Piecing together the impressive first three films in what could well become an illustrious and bountiful directorial career, La Folie d’Amour: The Xavier Dolan Collection offers the chance to experience the work of precocious enfant terrible and Quebecois hotshot Xavier Dolan. The writer, director, producer, sometimes-actor and editor of his own projects – with stakes in their respective art and costume departments – Dolan has done what few contemporary filmmakers succeed at: establishing at an incredibly early age deeply idiosyncratic auteurist sensibilities saturated by raw and deeply felt stories and subject matter.The first rung on Dolan’ rapidly ascending cinematic career is I Killed My Mother (J’ai tué ma mère, 2009), an impeccably focused and confident debut that plants the seeds of Dolan’s strong awareness of the filmic balance between style and substance. Based on a semi-autobiographical screenplay Dolan wrote at the tender age of sixteen, the film depicts the turbulent relationship between teenager Hubert (played by the director himself) and his mother, astonishingly played by Anne Dorval, who he believes isn’t a suitable presence in his life.

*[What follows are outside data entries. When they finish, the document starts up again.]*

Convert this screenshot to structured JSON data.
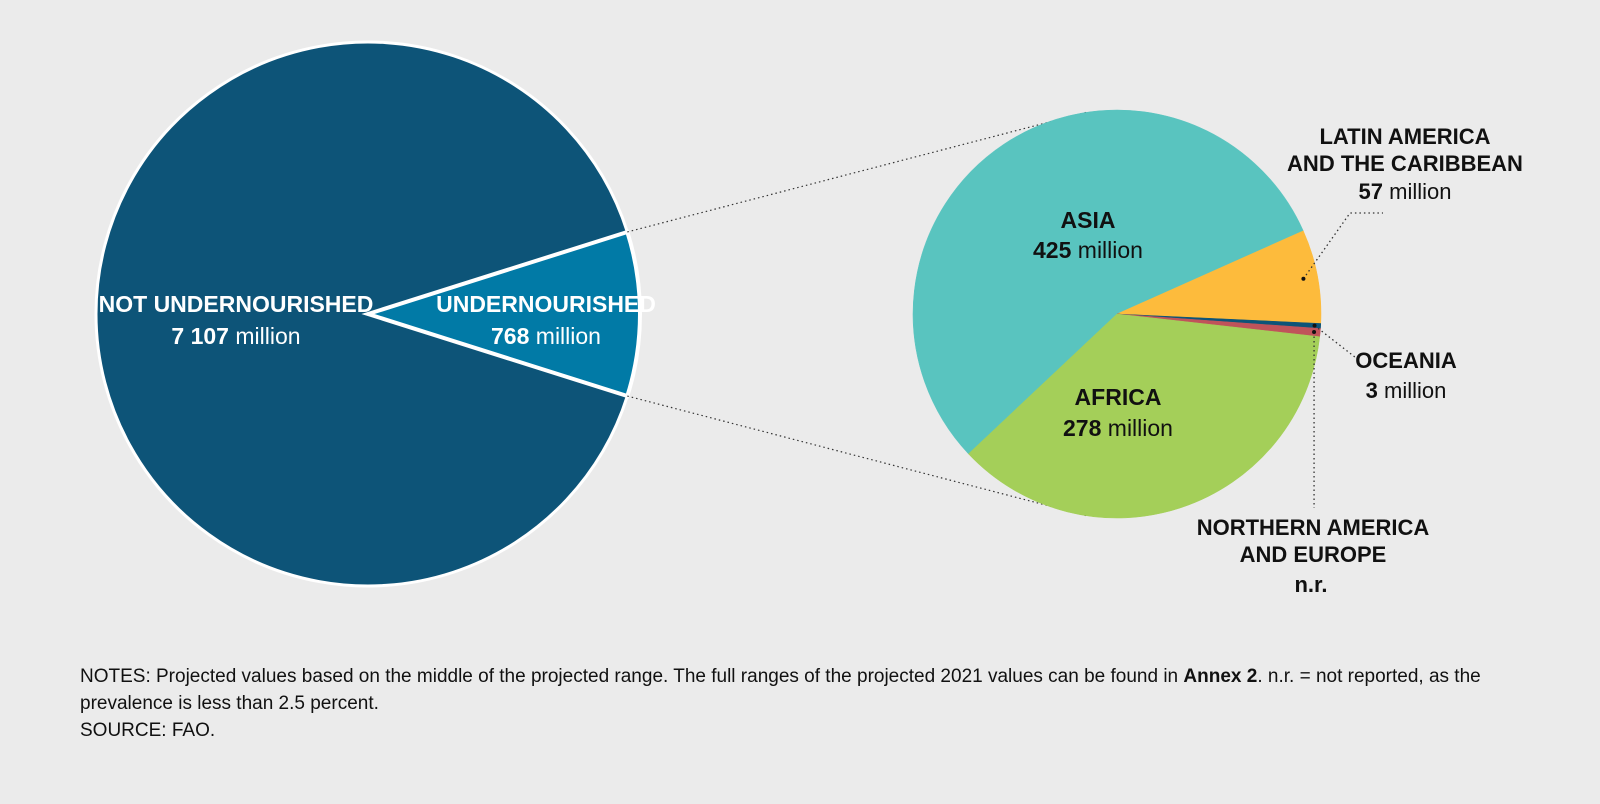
{
  "chart_data": [
    {
      "type": "pie",
      "slices": [
        {
          "label": "NOT UNDERNOURISHED",
          "value": 7107,
          "value_text": "7 107",
          "unit": "million",
          "color": "#0d5478"
        },
        {
          "label": "UNDERNOURISHED",
          "value": 768,
          "value_text": "768",
          "unit": "million",
          "color": "#017aa6"
        }
      ]
    },
    {
      "type": "pie",
      "slices": [
        {
          "label": "ASIA",
          "value": 425,
          "value_text": "425",
          "unit": "million",
          "color": "#59c4bf"
        },
        {
          "label": "LATIN AMERICA AND THE CARIBBEAN",
          "label_lines": [
            "LATIN AMERICA",
            "AND THE CARIBBEAN"
          ],
          "value": 57,
          "value_text": "57",
          "unit": "million",
          "color": "#fdbb3c"
        },
        {
          "label": "OCEANIA",
          "value": 3,
          "value_text": "3",
          "unit": "million",
          "color": "#0d5478"
        },
        {
          "label": "NORTHERN AMERICA AND EUROPE",
          "label_lines": [
            "NORTHERN AMERICA",
            "AND EUROPE"
          ],
          "value": 5,
          "value_text": "n.r.",
          "color": "#c0535a"
        },
        {
          "label": "AFRICA",
          "value": 278,
          "value_text": "278",
          "unit": "million",
          "color": "#a4cf59"
        }
      ]
    }
  ],
  "notes": {
    "prefix": "NOTES: Projected values based on the middle of the projected range. The full ranges of the projected 2021 values can be found in ",
    "bold": "Annex 2",
    "suffix": ". n.r. = not reported, as the prevalence is less than 2.5 percent.",
    "source": "SOURCE: FAO."
  }
}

His sophomore outing, Heartbeats (Les amours imaginaires, 2010), is an equally flowing but slightly less engrossing tale of doomed fixations and stifled lust; something of an inversion of François Truffaut’s Jules et Jim (1962). Dolan plays Francis, whose close friendship with fellow hipster Marie (Monia Chokri) is severely tested when they meet Nicolas (Niels Schneider), a sexually ambivalent country boy who becomes an object of intense desire between the two friends. A complex psychological ménage a trois ensues, with Nicholas’ subtle manipulations leading Francis and Marie into an obsessive and ultimately tragic frenzy.
Whatever lack of deep characterisation there is in Heartbeats is made up for in Laurence Anyways (2012), his most sprawling and flamboyant examination of sexual identity under its broad 160-minute runtime. Melvil Poupaud plays Laurence, an outwardly composed and intelligent high school teacher who reveals to his girlfriend (Suzanne Clément) that he wishes to embrace the woman he was born to be. Chronicling their blustery, decade long relationship, the film matches handsomely messy cinematic decadence with a vivid evocation of the 1990s. Laurence is plodding, yet ultimately beautiful and rewarding – analogous of Dolan’s ambitious, fluid and perfectly coiffed career thus far.